Method

This site uses a verifiable lightweight information pipeline: collect AI-related papers from arXiv by source date, deduplicate them, rank them with rule-based signals, and render compact bilingual daily briefs.

Collection

The default collector covers AI-related arXiv categories including cs.AI, cs.CL, cs.LG, cs.CV, cs.MA, cs.IR, cs.RO, cs.SD, cs.MM, cs.HC, cs.SE, cs.DC, stat.ML, and eess.AS. The production source date is normally two days before the publication date so issues do not reuse data across dates.

Ranking Signals

Keywords in titles and abstracts, including institutions, conferences, code, deployment, inference, agents, RAG, safety, and evaluation.
arXiv category weights and topic classification to surface core AI directions.
Deduplication and recent-topic penalties to reduce repeated papers and overly similar consecutive issues.
Safety, ethics, and governance keywords receive additional visibility for model-risk tracking.

Cadence

GitHub Actions runs on a Beijing/Taipei schedule.
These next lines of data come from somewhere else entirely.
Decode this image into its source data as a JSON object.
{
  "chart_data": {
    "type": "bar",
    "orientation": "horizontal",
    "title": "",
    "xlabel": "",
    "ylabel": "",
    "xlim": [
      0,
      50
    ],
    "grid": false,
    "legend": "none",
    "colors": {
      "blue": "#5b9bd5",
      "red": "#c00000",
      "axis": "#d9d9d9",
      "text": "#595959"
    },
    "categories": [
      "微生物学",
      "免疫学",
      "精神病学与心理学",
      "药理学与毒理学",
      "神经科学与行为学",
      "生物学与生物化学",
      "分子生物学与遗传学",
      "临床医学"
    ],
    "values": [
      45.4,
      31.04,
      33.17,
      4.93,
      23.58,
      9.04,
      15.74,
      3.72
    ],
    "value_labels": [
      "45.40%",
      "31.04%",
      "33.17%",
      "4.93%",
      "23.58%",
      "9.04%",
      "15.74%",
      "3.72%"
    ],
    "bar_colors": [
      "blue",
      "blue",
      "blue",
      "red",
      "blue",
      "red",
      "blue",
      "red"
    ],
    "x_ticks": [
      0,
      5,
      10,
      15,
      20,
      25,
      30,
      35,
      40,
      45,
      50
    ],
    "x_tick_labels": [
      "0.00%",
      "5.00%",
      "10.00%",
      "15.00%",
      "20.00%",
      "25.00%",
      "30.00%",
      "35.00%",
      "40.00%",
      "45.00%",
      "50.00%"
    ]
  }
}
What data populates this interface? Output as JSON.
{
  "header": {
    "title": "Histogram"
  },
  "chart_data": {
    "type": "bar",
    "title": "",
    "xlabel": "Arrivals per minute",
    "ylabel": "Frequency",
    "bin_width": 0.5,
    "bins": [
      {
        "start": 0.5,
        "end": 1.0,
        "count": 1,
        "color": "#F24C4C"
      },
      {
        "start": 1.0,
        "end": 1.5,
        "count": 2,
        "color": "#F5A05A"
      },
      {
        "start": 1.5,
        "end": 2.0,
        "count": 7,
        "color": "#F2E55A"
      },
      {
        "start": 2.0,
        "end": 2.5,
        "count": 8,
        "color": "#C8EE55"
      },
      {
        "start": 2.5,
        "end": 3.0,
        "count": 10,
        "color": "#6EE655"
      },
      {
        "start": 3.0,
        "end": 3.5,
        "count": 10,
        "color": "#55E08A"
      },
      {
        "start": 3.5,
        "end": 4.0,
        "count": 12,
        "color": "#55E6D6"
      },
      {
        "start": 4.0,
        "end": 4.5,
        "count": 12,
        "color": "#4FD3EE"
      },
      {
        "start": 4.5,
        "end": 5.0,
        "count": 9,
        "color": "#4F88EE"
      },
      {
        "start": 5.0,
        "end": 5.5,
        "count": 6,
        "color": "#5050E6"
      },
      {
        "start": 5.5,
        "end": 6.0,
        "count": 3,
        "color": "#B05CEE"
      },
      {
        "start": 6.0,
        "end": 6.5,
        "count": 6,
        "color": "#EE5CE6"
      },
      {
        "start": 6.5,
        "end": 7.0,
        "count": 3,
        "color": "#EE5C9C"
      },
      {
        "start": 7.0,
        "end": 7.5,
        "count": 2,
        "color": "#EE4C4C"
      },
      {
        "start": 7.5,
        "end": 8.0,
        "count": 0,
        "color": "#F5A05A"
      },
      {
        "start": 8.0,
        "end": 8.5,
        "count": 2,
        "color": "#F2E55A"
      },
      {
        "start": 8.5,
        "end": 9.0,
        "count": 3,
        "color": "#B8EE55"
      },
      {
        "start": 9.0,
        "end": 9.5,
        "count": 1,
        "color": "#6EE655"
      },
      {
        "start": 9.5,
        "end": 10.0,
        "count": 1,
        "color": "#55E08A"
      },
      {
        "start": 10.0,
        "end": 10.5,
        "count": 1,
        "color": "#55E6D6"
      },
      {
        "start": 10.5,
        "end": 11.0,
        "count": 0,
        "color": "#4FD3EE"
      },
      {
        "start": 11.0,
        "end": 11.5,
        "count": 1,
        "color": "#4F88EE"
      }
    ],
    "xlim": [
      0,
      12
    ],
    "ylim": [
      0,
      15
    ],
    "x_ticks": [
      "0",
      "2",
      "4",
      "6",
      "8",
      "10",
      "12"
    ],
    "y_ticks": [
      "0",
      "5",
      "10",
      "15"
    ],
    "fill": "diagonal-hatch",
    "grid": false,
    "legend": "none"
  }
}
The public issue date is the publication date, while the paper source date is two days earlier. Production runs do not silently fall back to older data; if the strict source date has no usable papers, the run should fail or skip publication explicitly.

Transparency

The frontend presents only the compact brief. Machine-readable details, run reports, and QA results remain in the data directory for inspecting collection scale, pagination, dedupe, date binding, and generation status.

Limits

Briefs are generated from titles, abstracts, and public metadata by default. They do not replace full-paper reading, and arXiv preprints must not be described as verified conclusions or conference acceptances.